Lula e a guerra de Trump contra o Irã

Por Valter Pomar (*)

Algumas pessoas ficaram irritadas e/ou decepcionadas com a recente declaração que o presidente Lula deu sobre o Irã.

A referida declaração foi a seguinte: “Eu não estou preocupado com o que os EUA vão fazer com o Irã, eu estou preocupado com o que o Brasil vai fazer com os Emirados Árabes”.

Confesso que não estou surpreso, nem irritado, nem mesmo decepcionado.

Primeiro porque nestas viagens Lula liga o modo “caixeiro viajante”.

Segundo porque a política externa do Lula 3 não é a mesma dos governos Lula 1, Lula 2 e Dilma 1. Quem não percebeu ainda, é bom perceber.

Assim sendo, o que me preocupa não é a declaração sobre o Irã.

O que me preocupa é que, a continuar por este caminho, o Brasil terá cada vez mais dificuldade de exercer o papel que, a essa altura do campeonato, só nosso país pode jogar na disputa pelos rumos do mundo.

Prova disto é o que vem ocorrendo desde 2023  na América Latina e Caribe: a postura de pouco ou nada fazer nos levou “de Mao a Piao”.

E quem perdeu com isso não foram apenas nossos vizinhos, a começar por Cuba e Venezuela. Quem perdeu fomos principalmente nós, o Brasil, como se pode constatar inclusive – atenção fenícios – na nossa balança comercial.

E para não dizer que não falei de flores, segue uma versão adulterada de um texto famoso.

Primeiro eles vieram pegar os palestinos, mas eu não era palestino.

Então vieram buscar os venezuelanos, mas eu não era venezuelano.
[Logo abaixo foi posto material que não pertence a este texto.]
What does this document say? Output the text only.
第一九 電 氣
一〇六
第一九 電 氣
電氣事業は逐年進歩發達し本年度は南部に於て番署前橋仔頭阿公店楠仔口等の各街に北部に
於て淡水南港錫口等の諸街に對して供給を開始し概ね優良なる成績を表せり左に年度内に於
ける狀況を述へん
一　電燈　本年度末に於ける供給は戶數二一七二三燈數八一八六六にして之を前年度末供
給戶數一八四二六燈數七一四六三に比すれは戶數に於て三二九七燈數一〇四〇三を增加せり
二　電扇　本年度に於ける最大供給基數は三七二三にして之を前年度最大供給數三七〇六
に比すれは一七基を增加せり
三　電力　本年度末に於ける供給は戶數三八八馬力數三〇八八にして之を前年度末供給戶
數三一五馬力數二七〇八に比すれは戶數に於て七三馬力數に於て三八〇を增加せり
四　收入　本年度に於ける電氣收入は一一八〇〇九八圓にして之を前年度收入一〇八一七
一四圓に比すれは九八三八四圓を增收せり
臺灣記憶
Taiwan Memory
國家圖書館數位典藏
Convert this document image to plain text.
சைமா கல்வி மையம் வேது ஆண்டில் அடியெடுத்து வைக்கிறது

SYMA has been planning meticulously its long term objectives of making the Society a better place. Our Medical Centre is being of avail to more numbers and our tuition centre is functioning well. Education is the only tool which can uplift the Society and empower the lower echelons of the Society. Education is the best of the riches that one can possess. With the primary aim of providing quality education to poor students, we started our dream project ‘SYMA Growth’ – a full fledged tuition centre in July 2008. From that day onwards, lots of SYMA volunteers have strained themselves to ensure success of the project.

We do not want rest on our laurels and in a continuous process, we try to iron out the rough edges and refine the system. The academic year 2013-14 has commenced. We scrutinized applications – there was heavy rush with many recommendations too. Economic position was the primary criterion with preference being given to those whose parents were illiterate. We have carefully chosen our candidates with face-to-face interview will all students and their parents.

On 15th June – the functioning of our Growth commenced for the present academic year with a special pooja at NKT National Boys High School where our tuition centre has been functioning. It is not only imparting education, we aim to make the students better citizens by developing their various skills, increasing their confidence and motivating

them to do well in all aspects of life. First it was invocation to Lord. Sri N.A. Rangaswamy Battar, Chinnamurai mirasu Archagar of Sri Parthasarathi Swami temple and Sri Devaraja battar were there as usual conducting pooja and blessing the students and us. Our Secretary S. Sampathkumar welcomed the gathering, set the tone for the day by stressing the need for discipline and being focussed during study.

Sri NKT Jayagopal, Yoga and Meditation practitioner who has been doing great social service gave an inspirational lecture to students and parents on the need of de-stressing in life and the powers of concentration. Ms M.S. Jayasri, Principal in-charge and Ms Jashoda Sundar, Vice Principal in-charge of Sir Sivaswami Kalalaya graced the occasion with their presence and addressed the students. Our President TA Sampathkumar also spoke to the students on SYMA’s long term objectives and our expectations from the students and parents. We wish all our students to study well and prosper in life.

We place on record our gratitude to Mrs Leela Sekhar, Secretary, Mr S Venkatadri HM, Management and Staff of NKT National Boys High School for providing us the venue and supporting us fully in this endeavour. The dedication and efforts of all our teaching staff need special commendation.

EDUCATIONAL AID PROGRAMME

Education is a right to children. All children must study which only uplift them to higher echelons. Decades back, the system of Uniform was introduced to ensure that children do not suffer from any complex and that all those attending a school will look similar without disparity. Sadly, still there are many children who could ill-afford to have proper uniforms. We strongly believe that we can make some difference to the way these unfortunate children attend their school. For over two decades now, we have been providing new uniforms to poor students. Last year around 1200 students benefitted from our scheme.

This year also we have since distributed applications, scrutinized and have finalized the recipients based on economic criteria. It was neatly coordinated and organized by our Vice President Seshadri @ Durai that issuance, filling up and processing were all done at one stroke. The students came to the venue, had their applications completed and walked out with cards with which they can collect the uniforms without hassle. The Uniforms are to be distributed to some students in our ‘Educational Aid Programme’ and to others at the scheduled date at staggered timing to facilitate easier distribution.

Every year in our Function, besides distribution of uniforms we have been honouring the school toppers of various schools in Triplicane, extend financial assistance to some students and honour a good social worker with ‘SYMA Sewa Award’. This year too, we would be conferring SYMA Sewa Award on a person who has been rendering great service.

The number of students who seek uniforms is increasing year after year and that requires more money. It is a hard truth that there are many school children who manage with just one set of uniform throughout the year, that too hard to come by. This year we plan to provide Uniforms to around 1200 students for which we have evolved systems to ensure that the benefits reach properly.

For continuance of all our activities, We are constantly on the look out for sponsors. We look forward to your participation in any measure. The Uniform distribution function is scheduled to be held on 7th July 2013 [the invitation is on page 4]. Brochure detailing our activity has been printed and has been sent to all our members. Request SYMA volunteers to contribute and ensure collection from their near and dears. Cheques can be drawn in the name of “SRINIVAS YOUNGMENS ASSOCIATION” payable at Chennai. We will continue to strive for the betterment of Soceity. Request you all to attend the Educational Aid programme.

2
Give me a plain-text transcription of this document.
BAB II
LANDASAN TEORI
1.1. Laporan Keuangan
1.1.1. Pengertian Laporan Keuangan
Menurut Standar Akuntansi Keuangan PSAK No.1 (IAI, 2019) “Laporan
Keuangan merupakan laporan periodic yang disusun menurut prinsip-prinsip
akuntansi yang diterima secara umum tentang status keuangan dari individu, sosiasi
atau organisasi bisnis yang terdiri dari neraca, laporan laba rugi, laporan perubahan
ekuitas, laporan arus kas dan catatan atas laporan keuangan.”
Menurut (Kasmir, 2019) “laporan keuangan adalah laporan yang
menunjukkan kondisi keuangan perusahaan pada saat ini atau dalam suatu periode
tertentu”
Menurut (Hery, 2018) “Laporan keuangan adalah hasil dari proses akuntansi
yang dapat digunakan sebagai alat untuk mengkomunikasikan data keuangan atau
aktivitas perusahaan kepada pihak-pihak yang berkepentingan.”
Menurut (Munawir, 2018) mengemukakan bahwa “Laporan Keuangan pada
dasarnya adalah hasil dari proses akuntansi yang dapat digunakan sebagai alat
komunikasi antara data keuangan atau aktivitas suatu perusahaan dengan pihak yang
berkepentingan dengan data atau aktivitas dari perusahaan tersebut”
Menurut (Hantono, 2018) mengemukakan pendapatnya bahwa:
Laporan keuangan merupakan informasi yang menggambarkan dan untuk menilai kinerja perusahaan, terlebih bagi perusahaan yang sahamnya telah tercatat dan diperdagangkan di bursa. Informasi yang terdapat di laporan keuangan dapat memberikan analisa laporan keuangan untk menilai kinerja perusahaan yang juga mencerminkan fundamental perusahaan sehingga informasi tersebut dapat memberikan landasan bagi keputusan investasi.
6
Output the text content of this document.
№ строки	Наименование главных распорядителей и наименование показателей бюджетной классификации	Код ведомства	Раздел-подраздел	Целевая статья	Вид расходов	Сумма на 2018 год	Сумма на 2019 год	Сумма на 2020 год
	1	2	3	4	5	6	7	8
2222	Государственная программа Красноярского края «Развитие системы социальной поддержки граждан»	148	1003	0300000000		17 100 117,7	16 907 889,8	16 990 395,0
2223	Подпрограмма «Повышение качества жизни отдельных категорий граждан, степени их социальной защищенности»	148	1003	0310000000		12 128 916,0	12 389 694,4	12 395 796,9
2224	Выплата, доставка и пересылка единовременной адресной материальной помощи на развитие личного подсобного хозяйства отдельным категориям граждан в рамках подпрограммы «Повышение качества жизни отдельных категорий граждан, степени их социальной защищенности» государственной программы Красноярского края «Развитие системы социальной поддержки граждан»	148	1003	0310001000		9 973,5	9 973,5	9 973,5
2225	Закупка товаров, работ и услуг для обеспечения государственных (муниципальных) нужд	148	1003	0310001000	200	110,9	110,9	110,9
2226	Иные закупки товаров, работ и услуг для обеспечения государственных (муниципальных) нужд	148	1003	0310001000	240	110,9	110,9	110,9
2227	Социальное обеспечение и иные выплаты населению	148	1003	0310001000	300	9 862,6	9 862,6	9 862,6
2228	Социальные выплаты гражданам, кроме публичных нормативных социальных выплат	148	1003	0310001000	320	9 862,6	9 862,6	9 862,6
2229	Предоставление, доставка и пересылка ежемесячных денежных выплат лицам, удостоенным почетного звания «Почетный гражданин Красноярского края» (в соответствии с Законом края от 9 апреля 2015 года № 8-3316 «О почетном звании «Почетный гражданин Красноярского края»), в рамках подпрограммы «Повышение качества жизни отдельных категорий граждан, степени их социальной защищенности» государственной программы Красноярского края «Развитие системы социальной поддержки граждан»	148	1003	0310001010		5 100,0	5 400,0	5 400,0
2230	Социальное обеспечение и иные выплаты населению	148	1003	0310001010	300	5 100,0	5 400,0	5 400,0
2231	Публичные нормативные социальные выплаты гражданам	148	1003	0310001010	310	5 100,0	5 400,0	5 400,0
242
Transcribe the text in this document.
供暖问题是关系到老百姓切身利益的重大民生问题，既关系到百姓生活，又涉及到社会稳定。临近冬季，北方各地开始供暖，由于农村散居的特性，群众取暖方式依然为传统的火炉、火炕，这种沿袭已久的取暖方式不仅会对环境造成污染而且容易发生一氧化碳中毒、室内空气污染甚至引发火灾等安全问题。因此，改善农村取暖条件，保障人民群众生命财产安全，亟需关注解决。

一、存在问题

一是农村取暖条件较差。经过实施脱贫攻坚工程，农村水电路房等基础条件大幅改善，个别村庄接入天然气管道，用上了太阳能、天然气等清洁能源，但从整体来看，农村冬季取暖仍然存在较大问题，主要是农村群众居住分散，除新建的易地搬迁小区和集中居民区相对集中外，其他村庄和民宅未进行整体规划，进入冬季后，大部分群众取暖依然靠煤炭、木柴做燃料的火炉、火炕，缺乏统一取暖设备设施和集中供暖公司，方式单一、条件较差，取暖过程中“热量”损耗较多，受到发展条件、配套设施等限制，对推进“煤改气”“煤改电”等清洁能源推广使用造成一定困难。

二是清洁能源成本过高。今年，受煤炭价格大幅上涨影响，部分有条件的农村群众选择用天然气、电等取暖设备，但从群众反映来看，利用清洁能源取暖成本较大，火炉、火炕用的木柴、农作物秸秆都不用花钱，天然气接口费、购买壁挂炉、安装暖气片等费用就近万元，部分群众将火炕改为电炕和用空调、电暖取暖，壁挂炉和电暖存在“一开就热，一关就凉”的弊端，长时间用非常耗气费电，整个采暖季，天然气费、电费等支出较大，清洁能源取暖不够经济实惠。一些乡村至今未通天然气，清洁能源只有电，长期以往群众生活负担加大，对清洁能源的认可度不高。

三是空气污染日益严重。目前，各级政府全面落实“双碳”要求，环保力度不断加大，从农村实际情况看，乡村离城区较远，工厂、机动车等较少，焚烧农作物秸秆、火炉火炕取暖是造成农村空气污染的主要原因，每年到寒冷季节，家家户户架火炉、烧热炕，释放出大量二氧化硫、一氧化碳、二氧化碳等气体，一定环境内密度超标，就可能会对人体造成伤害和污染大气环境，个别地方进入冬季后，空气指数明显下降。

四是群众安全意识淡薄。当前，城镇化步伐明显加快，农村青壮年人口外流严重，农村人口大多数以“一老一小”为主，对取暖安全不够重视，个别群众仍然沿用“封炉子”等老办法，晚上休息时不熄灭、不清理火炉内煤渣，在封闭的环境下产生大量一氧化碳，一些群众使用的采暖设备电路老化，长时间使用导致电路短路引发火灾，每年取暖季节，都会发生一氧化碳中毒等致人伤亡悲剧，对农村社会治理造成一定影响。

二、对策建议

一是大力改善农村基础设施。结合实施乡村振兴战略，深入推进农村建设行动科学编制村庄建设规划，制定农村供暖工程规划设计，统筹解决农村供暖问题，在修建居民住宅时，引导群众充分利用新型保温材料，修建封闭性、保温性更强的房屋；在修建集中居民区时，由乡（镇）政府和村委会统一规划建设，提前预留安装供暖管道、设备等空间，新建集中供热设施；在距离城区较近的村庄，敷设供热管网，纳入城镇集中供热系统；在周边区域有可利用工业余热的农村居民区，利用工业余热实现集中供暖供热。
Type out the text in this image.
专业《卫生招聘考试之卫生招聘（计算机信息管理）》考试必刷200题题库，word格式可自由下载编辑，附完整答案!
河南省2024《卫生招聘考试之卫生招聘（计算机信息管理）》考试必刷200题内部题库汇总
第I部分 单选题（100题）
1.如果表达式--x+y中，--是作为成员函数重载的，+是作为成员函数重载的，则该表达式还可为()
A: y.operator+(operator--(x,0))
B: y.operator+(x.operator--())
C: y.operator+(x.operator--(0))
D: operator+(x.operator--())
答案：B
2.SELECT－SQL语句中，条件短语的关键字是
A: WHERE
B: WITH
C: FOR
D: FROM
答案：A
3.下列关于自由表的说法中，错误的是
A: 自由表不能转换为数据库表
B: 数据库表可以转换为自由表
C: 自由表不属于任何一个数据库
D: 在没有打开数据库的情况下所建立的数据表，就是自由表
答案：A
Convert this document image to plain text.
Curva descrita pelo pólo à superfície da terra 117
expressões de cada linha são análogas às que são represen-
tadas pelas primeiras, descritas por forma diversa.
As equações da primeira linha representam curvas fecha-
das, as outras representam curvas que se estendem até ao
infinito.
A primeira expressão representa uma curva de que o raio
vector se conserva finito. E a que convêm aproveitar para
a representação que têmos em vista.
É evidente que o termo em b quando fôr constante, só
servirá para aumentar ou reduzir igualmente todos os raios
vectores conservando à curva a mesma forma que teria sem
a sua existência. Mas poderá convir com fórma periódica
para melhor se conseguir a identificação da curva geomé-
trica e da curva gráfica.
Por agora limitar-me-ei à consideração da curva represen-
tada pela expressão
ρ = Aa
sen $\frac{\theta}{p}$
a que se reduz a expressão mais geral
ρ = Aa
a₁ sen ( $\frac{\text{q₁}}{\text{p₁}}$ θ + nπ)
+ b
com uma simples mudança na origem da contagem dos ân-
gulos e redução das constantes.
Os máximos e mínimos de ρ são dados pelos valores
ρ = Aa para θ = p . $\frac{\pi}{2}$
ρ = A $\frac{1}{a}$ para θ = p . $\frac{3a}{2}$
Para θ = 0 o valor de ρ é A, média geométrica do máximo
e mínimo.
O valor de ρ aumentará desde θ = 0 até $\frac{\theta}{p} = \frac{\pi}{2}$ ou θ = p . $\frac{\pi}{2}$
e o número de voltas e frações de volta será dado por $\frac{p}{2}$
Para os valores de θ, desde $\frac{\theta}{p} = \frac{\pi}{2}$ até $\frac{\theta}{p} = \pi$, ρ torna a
Em seguida, vieram buscar os cubanos, mas eu não era cubano.

Então vieram buscar os iranianos, mas eu também não era iraniano.

Foi aí que vieram me buscar, mas não me acharam porque quem eu já fora um dia não existia mais.


(*) Valter Pomar é professor e diretor da Fundação Perseu Abramo

Uma resposta

  1. Companheiras(os)
    É neste momento, beira guerra, que o Brasil deve se reunir com o presidente iraniano para discutir o aumento das relações bilaterais e comerciais. Com fez a presidente Dilma em 2015.
    Figurino de egípcia diante das muluquices USA, a gente deve ficar firmes até o fim na defesa da diplomacia brasileira, mesmo nesse turbilhão de armas e ameaças a bombas, vamos demarcar território pra o inimigo não entrar e nem a gente entrar na pilha do inimigo.
    Inimigo é aquele causador e promotor de guerra.
    Firmes na construção do aqui e agora pela paz, na paz, fazer de tudo paz entre nações.
    Em 2024, já como presidente do Banco dos BRICS (NDB), Dilma convive com o Irã como um dos novos membros do bloco econômico. O que a gente precisa fazer é tirar os botas pretas das mesas de negociações, ou seja, tirar o militarismo do lugar comercial econômico e colocar civis trabalhadores para superar as sandices dos milionários e magnatas do mundo. Isso precisa ser feito e logo!